YAZIKLAR OLSUN SİZE!

Ne garip canlılar, ne garip beyinler ve bundan dolayıdır ki, ne garip fikirler var şu dünyada…

Yahu!

İnsan olan acı üzerinden, keder üzerinden, afet, felaket ve musibet üzerinden prim yapmaya ya da ders vermeye kalkışır mı?

İzmir’de deprem olmuş, çıkmış bir grup insan görünümlü malhuk: “Bu depremden ders alsın İzmir!” diyor…

Hele yedikleri naneye bakar mısınız?

Hele şu caniliğe bakar mısınız?

“İzmir, bu depremden ders almalıymış!”

Dersi siz alın be!

Yetmez, insanlıktan da nasibinizi alın biraz!

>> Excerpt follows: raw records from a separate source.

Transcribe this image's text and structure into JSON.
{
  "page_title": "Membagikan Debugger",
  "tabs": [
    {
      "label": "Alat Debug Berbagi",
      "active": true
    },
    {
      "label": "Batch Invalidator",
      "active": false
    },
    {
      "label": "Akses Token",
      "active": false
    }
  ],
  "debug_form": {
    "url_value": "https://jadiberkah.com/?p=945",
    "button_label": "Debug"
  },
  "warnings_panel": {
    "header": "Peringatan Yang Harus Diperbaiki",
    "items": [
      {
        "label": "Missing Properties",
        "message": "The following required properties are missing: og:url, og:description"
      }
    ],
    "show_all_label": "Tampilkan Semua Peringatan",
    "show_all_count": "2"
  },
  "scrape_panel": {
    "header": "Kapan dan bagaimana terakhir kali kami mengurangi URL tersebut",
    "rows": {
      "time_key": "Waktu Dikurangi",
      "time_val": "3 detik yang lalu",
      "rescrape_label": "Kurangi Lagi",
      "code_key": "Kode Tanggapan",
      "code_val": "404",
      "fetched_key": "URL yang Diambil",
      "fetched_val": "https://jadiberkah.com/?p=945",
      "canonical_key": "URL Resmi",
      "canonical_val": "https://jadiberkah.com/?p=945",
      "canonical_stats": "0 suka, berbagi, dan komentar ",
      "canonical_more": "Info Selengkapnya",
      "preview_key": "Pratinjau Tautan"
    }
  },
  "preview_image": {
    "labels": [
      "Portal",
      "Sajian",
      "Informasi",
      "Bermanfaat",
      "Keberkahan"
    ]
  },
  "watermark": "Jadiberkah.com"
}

Yani böyle bir ahlaksızlık!

Böyle bir izansızlık!

Ve böyle bir alçaklık olabilir mi?

Maalesef olabiliyor, evet…

İzmir depreminin ardından sosyal medyayı kullanan kimi şuursuzları görünce, doğrusu “daha beterini” bile bekliyoruz böylesi alçaklıkların…

İşe bakar mısınız!

Deprem üzerinden linçe kalkışanlar var…

Deprem üzerinden siyaset üretenler var…

İnsanların kederi üzerinden prim yapmaya kalkışanlar var…

Afet ve musibetler üzerinden adalet dağıtmaya çalışanlar var…

Siz kimsiniz be!

Siz nasıl aşağılık bir ruh taşıyorsunuz ki; sorguluyor, yargılıyor ve infazda bulunuyorsunuz!

Ne hakla?

Ne cüretle?

Hangi vicdanla?

Hangi akıl, hangi mantık ve hangi cesaretle yapıyorsunuz bunu?

Biliyor musunuz?

Asıl depremi kendi içinizde siz yaşıyorsunuz!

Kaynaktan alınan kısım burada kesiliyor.